L’écrivain se paie le luxe de son nom imposant sur l’affiche, preuve s’il en est de sa popularité, aux côtés du désormais célèbre Nikolaj Coster-Waldau, et du moins connu mais tout aussi imposant Aksel Hennie. En résulte un formidable polar, à l’humour noir, pinçant, mais pas toujours utile.

Dans une première partie, Headhunters dépeint, non sans une pointe de moquerie sur son atmosphère presque factice, le milieu de l’art. Montré comme un monde à part, le récit se place selon le point de vue de son personnage principal, Roger Brown. Comme dans un jeu, pourtant sérieux ici, le réalisateur s’amuse à dresser un portrait détaillé de son protagoniste principal et de son milieu de vie. Chasseur de têtes, il est aussi et surtout voleur de tableaux d’une valeur inestimable, ce qui explique sa fortune.
Le portrait de cet homme, matérialiste au possible, le place d’emblée comme une personne ambiguë, à la fois détestable par sa vision de la vie, mais qui pourtant force au respect par sa réussite. Son physique qu’il revendique comme peu attractif  est contrebalancé par sa richesse, qu’il n’hésite pas à utiliser sciemment pour gâter sa femme, qu’il ne semble d’ailleurs pas mériter.
Dans ce milieu urbain trop lisse, les vols de tableaux opérés par Roger s’inscrivent comme un début de basculement dans une situation embarrassante, même si l’on est alors loin de s’imaginer jusqu’où le vice sera poussé. La question de la valeur des choses et des êtres, d’ailleurs un des questionnements du récit, est habilement introduite. Cette condition de vie irréprochable, presque trop parfaite, n’est qu’un prétexte d’écriture pour montrer que ce visage si bien façonné au début va petit à petit être trituré et transformé, aussi bien au sens propre qu’au figuré.
Le premier tournant de l’histoire intervient lors de la rencontre entre Roger et Clas Greve, à la tête d’une entreprise de géolocalisation. De fil en aiguille, le rapport de force établit au début du film va s’inverser. Roger le chasseur de tête va être traqué, et Clas devient le chasseur ; c’est ainsi que l’on a droit à un formidable jeu du chat et de la souris.
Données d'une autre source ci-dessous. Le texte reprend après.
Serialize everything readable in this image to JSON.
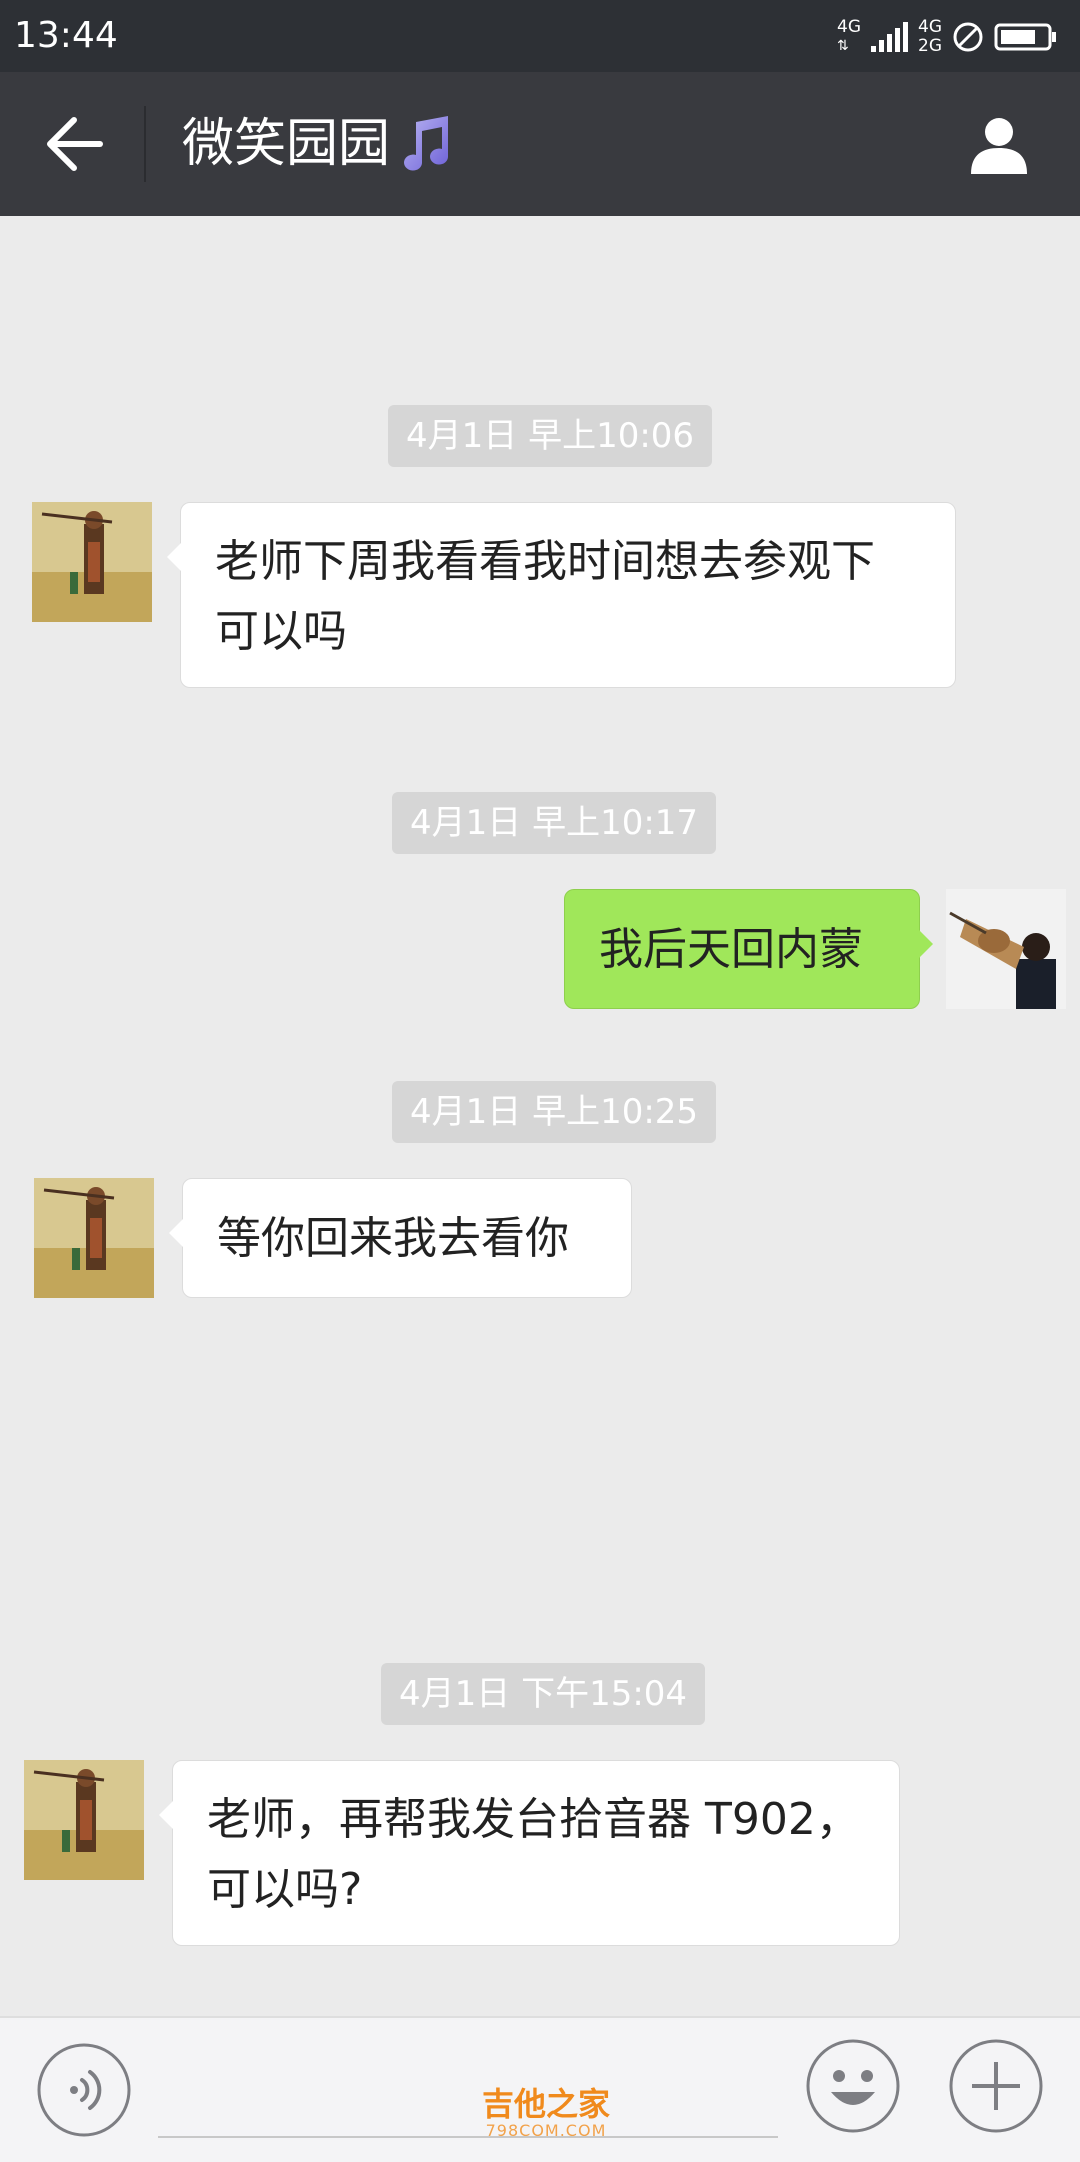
{
  "status_bar": {
    "time": "13:44",
    "net1": "4G",
    "net2_top": "4G",
    "net2_bottom": "2G"
  },
  "header": {
    "title": "微笑园园",
    "back_icon": "arrow-left-icon",
    "profile_icon": "person-icon",
    "title_icon": "music-note-icon"
  },
  "messages": [
    {
      "timestamp": "4月1日 早上10:06",
      "side": "left",
      "lines": [
        "老师下周我看看我时间想去参观下",
        "可以吗"
      ]
    },
    {
      "timestamp": "4月1日 早上10:17",
      "side": "right",
      "lines": [
        "我后天回内蒙"
      ]
    },
    {
      "timestamp": "4月1日 早上10:25",
      "side": "left",
      "lines": [
        "等你回来我去看你"
      ]
    },
    {
      "timestamp": "4月1日 下午15:04",
      "side": "left",
      "lines": [
        "老师，再帮我发台拾音器 T902，",
        "可以吗?"
      ]
    }
  ],
  "input_bar": {
    "voice_icon": "voice-icon",
    "emoji_icon": "smiley-icon",
    "more_icon": "plus-icon"
  },
  "watermark": {
    "main": "吉他之家",
    "sub": "798COM.COM"
  },
  "colors": {
    "header_bg": "#393a3f",
    "chat_bg": "#ebebeb",
    "own_bubble": "#a0e75a"
  }
}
Le petit carcan protecteur de Roger n’a plus de signification, et le héros va prendre cher, très cher.

Et finalement, le chemin parcouru par Roger s’apparente à un parcours initiatique que lui-même n’avait pas prévu, mais dont on s’attendait à ce qu’il arrive, même si pour nous, aucune issue ne lui semble possible. Du passage de la vie proprette de la ville à la survie dans des forêts et autres lieux en contrebalancement total de son milieu d’origine, il va « apprendre la vie », et voir que tout n’est pas si facile et matérialiste, car Headhunters traite aussi de thèmes humains, non palpables comme son argent, mais tout aussi présents et importants.
Malin dans sa construction, Headhunters brouille un peu plus les pistes à chaque nouvelle avancée dans l’intrigue, laissant le spectateur dans le flou et dans l’incapacité à prévoir les événements à venir. Si l’exercice est brillant et que Tyldum prend un malin plaisir à nous emmener en terrain inconnu et à attiser notre curiosité, le film joue aussi sur de l’humour noir. Des scènes sérieuses, dramatiques, voir même sacrément gores sont parfois prises avec un humour déconcertant. Sur le coup, l’effet est évidemment très drôle, et même sadique, presque pervers,  mais il est dommage que ce ton, qui démarre franchement bien trop tard, n’ait pas été gardé tout le long du film, comme une ligne directrice. En effet, cette étrange cruauté humoristique est seulement parsemée ponctuellement alors qu’elle aurait pu garder une constance probablement plus efficace et assumée en en jouant du début à la fin.
Mais cela n’empêche finalement pas le scénario d’être étonnamment intelligent et sans failles dans sa structure, malgré les chemins empruntés, parfois tortueux. Toujours dans cette thématique du jeu, le film contient son lot de fausses pistes, de faux semblants, mais surtout de rebondissements  bluffants, rendant le trajet vers l’arrivée plus compliqué qu’initialement prévu.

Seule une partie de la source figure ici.